El mercado de contact center en la región andina —con Colombia como epicentro— atraviesa en 2026 una transformación profunda marcada por la incorporación de inteligencia artificial, la sofisticación de servicios y un salto de escala en su posicionamiento global. Lo que históricamente fue un negocio basado en volumen y costos competitivos, hoy evoluciona hacia un modelo de alto valor agregado, donde la experiencia del cliente (CX) se convierte en el diferencial clave.

Colombia lidera este proceso con una industria que supera los 700 mil empleos directos e indirectos, consolidándose como uno de los principales hubs de tercerización de servicios en América Latina. Según datos de ProColombia y la Asociación Colombiana de BPO, el sector exporta servicios a más de 30 países y mantiene tasas de crecimiento sostenidas, impulsadas por la demanda de mercados como Estados Unidos y España.
Este crecimiento no es sólo cuantitativo. La industria está redefiniendo su propuesta de valor, incorporando tecnologías que permiten pasar de un modelo reactivo a uno predictivo, donde la anticipación de necesidades del cliente se vuelve central.
De call center a centros de experiencia
La evolución del sector implica un cambio conceptual: de call centers a centros de experiencia. Hoy, las empresas no sólo gestionan llamadas, sino que integran múltiples canales —voz, chat, redes sociales, mensajería— en plataformas omnicanal.

Empresas como Teleperformance, Atento y Konecta impulsan esta transformación, combinando analytics, automatización y herramientas de IA para optimizar cada interacción. Según Gartner, más del 60% de las interacciones con clientes ya involucran algún componente automatizado, lo que redefine la operación tradicional.
En la región andina, esta evolución se ve potenciada por el talento bilingüe y la cercanía cultural con mercados clave, lo que permite ofrecer servicios más complejos y personalizados.
IA y automatización: el nuevo estándar operativo
La inteligencia artificial se posiciona como el principal motor de cambio. Chatbots, voicebots, análisis de sentimiento y automatización de procesos permiten mejorar tiempos de respuesta, reducir costos y elevar la calidad del servicio.
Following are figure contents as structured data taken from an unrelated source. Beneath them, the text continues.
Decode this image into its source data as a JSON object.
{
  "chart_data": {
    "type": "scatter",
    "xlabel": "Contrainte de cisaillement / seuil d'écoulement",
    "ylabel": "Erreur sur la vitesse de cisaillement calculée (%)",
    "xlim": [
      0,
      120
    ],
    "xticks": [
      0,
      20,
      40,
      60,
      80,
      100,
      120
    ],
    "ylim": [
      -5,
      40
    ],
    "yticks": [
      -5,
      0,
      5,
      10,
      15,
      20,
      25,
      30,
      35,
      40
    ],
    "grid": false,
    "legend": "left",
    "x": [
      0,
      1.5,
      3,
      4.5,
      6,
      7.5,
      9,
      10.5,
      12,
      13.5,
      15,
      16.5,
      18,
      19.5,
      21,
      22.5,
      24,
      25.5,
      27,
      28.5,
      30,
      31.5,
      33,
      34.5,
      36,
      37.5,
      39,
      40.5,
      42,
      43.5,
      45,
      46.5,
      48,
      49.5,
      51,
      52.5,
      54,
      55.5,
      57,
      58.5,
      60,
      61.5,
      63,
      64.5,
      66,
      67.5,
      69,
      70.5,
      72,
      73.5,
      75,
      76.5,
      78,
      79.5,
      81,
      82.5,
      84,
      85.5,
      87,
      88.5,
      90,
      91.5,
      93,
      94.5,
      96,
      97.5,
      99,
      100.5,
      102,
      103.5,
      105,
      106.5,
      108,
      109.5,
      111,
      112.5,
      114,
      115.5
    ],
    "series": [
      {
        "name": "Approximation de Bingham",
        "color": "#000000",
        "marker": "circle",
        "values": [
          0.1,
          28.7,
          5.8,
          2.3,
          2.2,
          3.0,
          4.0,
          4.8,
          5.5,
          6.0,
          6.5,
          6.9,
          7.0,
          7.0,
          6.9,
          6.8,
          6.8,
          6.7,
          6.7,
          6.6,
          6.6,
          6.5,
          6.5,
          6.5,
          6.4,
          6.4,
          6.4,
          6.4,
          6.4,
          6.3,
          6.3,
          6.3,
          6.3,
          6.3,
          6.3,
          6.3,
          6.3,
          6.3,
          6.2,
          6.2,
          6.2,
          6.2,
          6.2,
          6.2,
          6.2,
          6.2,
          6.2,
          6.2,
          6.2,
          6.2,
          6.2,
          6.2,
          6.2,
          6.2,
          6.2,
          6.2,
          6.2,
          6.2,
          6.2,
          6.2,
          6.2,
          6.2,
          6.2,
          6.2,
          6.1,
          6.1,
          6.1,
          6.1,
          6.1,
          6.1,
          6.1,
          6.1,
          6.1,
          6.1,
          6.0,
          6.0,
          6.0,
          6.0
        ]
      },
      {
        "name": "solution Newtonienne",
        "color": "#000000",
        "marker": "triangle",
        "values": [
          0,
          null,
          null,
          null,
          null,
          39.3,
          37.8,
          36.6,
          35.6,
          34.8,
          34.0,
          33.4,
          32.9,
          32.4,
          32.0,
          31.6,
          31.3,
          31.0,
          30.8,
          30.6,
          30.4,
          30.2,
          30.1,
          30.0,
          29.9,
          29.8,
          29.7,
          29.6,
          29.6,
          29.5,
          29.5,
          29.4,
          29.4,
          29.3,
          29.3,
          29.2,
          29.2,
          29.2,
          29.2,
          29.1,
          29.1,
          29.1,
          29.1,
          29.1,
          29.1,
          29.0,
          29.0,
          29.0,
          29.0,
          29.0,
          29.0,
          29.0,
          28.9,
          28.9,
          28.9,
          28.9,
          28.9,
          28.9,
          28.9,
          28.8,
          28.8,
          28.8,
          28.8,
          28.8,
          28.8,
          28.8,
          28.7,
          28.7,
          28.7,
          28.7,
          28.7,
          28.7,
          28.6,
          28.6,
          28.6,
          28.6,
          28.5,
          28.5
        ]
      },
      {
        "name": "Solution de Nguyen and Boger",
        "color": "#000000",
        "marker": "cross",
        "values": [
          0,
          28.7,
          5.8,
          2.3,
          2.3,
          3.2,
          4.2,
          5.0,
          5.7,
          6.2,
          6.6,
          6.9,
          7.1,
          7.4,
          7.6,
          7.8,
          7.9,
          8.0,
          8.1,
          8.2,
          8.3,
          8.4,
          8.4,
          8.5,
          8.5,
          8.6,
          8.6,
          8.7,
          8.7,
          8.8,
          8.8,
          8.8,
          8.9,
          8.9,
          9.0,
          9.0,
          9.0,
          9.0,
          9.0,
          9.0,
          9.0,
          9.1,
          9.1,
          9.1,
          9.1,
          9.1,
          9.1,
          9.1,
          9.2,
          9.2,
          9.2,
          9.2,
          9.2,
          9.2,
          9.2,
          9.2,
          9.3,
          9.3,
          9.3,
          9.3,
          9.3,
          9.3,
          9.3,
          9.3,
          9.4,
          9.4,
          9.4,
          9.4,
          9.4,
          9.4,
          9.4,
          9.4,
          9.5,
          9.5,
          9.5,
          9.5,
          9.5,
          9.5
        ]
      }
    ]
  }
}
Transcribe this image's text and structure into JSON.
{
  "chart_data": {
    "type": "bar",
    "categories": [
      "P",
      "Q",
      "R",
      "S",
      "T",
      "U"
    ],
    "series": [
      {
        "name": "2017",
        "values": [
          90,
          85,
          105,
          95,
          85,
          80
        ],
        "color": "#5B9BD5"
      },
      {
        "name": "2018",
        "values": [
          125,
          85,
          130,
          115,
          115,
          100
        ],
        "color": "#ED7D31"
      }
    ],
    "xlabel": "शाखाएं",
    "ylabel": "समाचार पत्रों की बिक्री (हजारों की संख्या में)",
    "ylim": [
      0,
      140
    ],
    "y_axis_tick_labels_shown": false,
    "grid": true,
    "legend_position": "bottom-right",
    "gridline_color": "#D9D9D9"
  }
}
Según IDC, las organizaciones que integran IA en sus operaciones de CX logran reducir hasta un 30% los tiempos de resolución y mejorar significativamente la satisfacción del cliente.
En paralelo, la automatización permite escalar operaciones sin incrementar proporcionalmente la dotación de personal. Esto marca un punto de inflexión en el modelo de negocio, donde el crecimiento ya no depende exclusivamente de la cantidad de agentes.
Un salto de escala en la propuesta de valor
El verdadero cambio del sector no está sólo en la tecnología, sino en la ampliación de servicios. Los contact centers evolucionan hacia proveedores integrales de experiencia del cliente, incorporando funciones como ventas, soporte técnico avanzado, análisis de datos y gestión de procesos de negocio (BPO).
Firmas como Sitel Group y Foundever avanzan en este modelo, ofreciendo soluciones end-to-end que integran tecnología, talento y procesos.
Este salto de escala permite a la región competir no sólo por costo, sino por calidad y especialización, posicionándose como un actor relevante en el mercado global de servicios.
Talento: el activo estratégico
A pesar de la automatización, el talento sigue siendo un componente central. La diferencia está en el tipo de perfil requerido: menos operadores básicos y más especialistas en gestión de clientes, análisis de datos y operación de herramientas tecnológicas.
Según Deloitte, el futuro del sector estará marcado por la capacidad de combinar talento humano con inteligencia artificial, generando modelos híbridos de atención.
En la región andina, la formación y capacitación se vuelven claves para sostener el crecimiento y acompañar la evolución del negocio.
Una industria que se reinventa
El sector de contact center en la región andina está dejando atrás su modelo tradicional para convertirse en un ecosistema dinámico, impulsado por tecnología y orientado a la experiencia del cliente.
La inteligencia artificial, la automatización y la integración de servicios redefinen su rol dentro de las organizaciones, mientras que el talento y la capacidad de adaptación determinan su competitividad.